Потом я отошел от него и схватил за руку сестру Бернабо:

— Сделайте это вы! Вот так! — Я взял ее руку и поднес к ее губам: — Соедините два пальца и дуньте на них! — Бедная женщина в испуге вытаращила глаза и задрожала; а врач, позабыв, что тут лежит покойник, развеселился и засмеялся. — Я–то больше этого делать не стану, с вами не стану, с меня на сегодня хватит, вот этого одного, а вместе с Кальветти — двоих! Но тогда мне надо бежать отсюда, бежать, поскорее бежать!

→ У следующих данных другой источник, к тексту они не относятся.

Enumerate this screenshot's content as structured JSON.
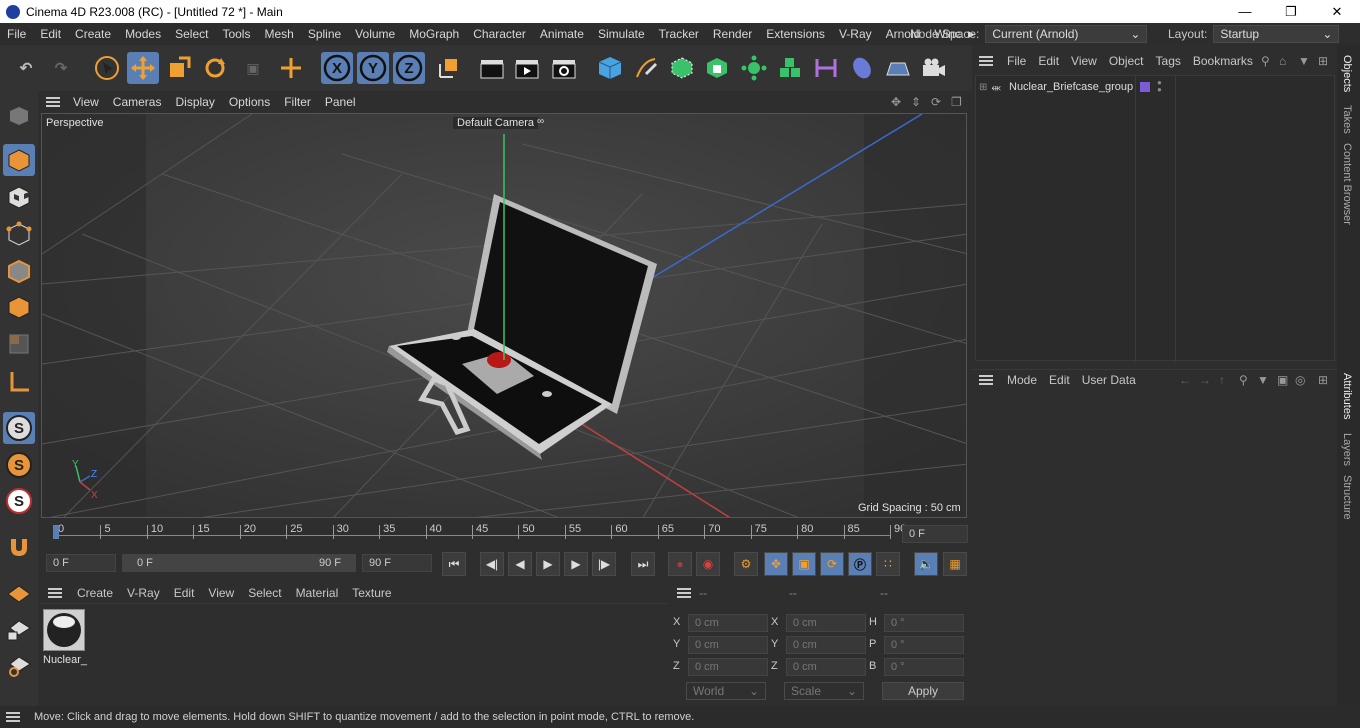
{
  "window": {
    "title": "Cinema 4D R23.008 (RC) - [Untitled 72 *] - Main"
  },
  "menubar": {
    "items": [
      "File",
      "Edit",
      "Create",
      "Modes",
      "Select",
      "Tools",
      "Mesh",
      "Spline",
      "Volume",
      "MoGraph",
      "Character",
      "Animate",
      "Simulate",
      "Tracker",
      "Render",
      "Extensions",
      "V-Ray",
      "Arnold",
      "Winc"
    ]
  },
  "nodespace": {
    "label": "Node Space:",
    "value": "Current (Arnold)"
  },
  "layout": {
    "label": "Layout:",
    "value": "Startup"
  },
  "viewport": {
    "menu": [
      "View",
      "Cameras",
      "Display",
      "Options",
      "Filter",
      "Panel"
    ],
    "view_name": "Perspective",
    "camera": "Default Camera",
    "grid_spacing": "Grid Spacing : 50 cm",
    "axes": {
      "x": "X",
      "y": "Y",
      "z": "Z"
    }
  },
  "objects_panel": {
    "menu": [
      "File",
      "Edit",
      "View",
      "Object",
      "Tags",
      "Bookmarks"
    ],
    "items": [
      {
        "name": "Nuclear_Briefcase_group"
      }
    ]
  },
  "attributes_panel": {
    "menu": [
      "Mode",
      "Edit",
      "User Data"
    ]
  },
  "side_tabs": [
    "Objects",
    "Takes",
    "Content Browser",
    "Attributes",
    "Layers",
    "Structure"
  ],
  "timeline": {
    "ticks": [
      "0",
      "5",
      "10",
      "15",
      "20",
      "25",
      "30",
      "35",
      "40",
      "45",
      "50",
      "55",
      "60",
      "65",
      "70",
      "75",
      "80",
      "85",
      "90"
    ],
    "current": "0 F"
  },
  "controls": {
    "start": "0 F",
    "range_start": "0 F",
    "range_end": "90 F",
    "end": "90 F"
  },
  "material_panel": {
    "menu": [
      "Create",
      "V-Ray",
      "Edit",
      "View",
      "Select",
      "Material",
      "Texture"
    ],
    "material_label": "Nuclear_"
  },
  "coord_panel": {
    "headers": [
      "--",
      "--",
      "--"
    ],
    "rows": [
      {
        "a": "X",
        "av": "0 cm",
        "b": "X",
        "bv": "0 cm",
        "c": "H",
        "cv": "0 °"
      },
      {
        "a": "Y",
        "av": "0 cm",
        "b": "Y",
        "bv": "0 cm",
        "c": "P",
        "cv": "0 °"
      },
      {
        "a": "Z",
        "av": "0 cm",
        "b": "Z",
        "bv": "0 cm",
        "c": "B",
        "cv": "0 °"
      }
    ],
    "world": "World",
    "scale": "Scale",
    "apply": "Apply"
  },
  "status": {
    "text": "Move: Click and drag to move elements. Hold down SHIFT to quantize movement / add to the selection in point mode, CTRL to remove."
  },
  "colors": {
    "accent": "#5a7fb5",
    "orange": "#f0a030",
    "group_tag": "#7b5cd6"
  }
}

И я впрямь убежал как сумасшедший.

На улице безумие сорвалось с цепи. Вечер уже настал, повсюду толпился народ. Дома выступали из темноты один за другим, по мере того как в окнах зажигался свет, а люди бежали, пряча лица от преследующего их пестрого потока фонарей, витрин, световых реклам, бежали, точно скрываясь в этой исступленной толчее от чьих–то неведомых подозрений. Впрочем, не все: вот здесь, в отличие от других, женское лицо озарилось радостью в отблесках красного света; а вон там ребенок смеется на руках у старика, перед зеркальной витриной магазина, где отражаются бесчисленные изумрудные струи. Я рассекал толпу и, держа два пальца возле губ, дул, дул на все эти летящие мимо лица, не оглядываясь, чтобы убедиться, происходит ли позади меня то, что уже дважды случилось за этот день из–за моего дуновения. А если и происходит, кто может обвинить в этом меня? Разве не имею я права приставить два пальца к губам и дунуть на них ради невинного своего развлечения? Кто может всерьез поверить, что в двух моих пальцах и едва ощутимом Дуновении кроется такое неслыханное, страшное могущество? Смешно даже допустить подобную мысль, ее можно считать всего лишь ребячьей шуткой. Вот я и шутил. Язык мой уже одеревенел, так неистово я дул, дыхание едва пробивалось сквозь запекшиеся губы, когда я дошел до конца улицы. Если то, что дважды случилось сегодня, было правдой, значит, черт побери, я, должно быть, прикончил, шутки шутками, более тысячи человек. Не может быть, чтоб на следующий день такой загадочный мор не стал известен, к ужасу всего города. И действительно, все о нем узнали. Газеты на следующее утро только об этом и писали. Город, проснувшись, оказался во власти чудовищного кошмара; разразилась какая–то молниеносная эпидемия, от которой не было спасения. За одну ночь умерло девятьсот шестнадцать человек. На кладбище не знали, как всех похоронить; невозможно даже было вывезти из домов всех умерших. Врачи обнаружили во всех случаях одинаковые симптомы, сперва странное недомогание, потом удушье. При вскрытий не было найдено никаких признаков болезни, вызвавшей столь внезапную смерть.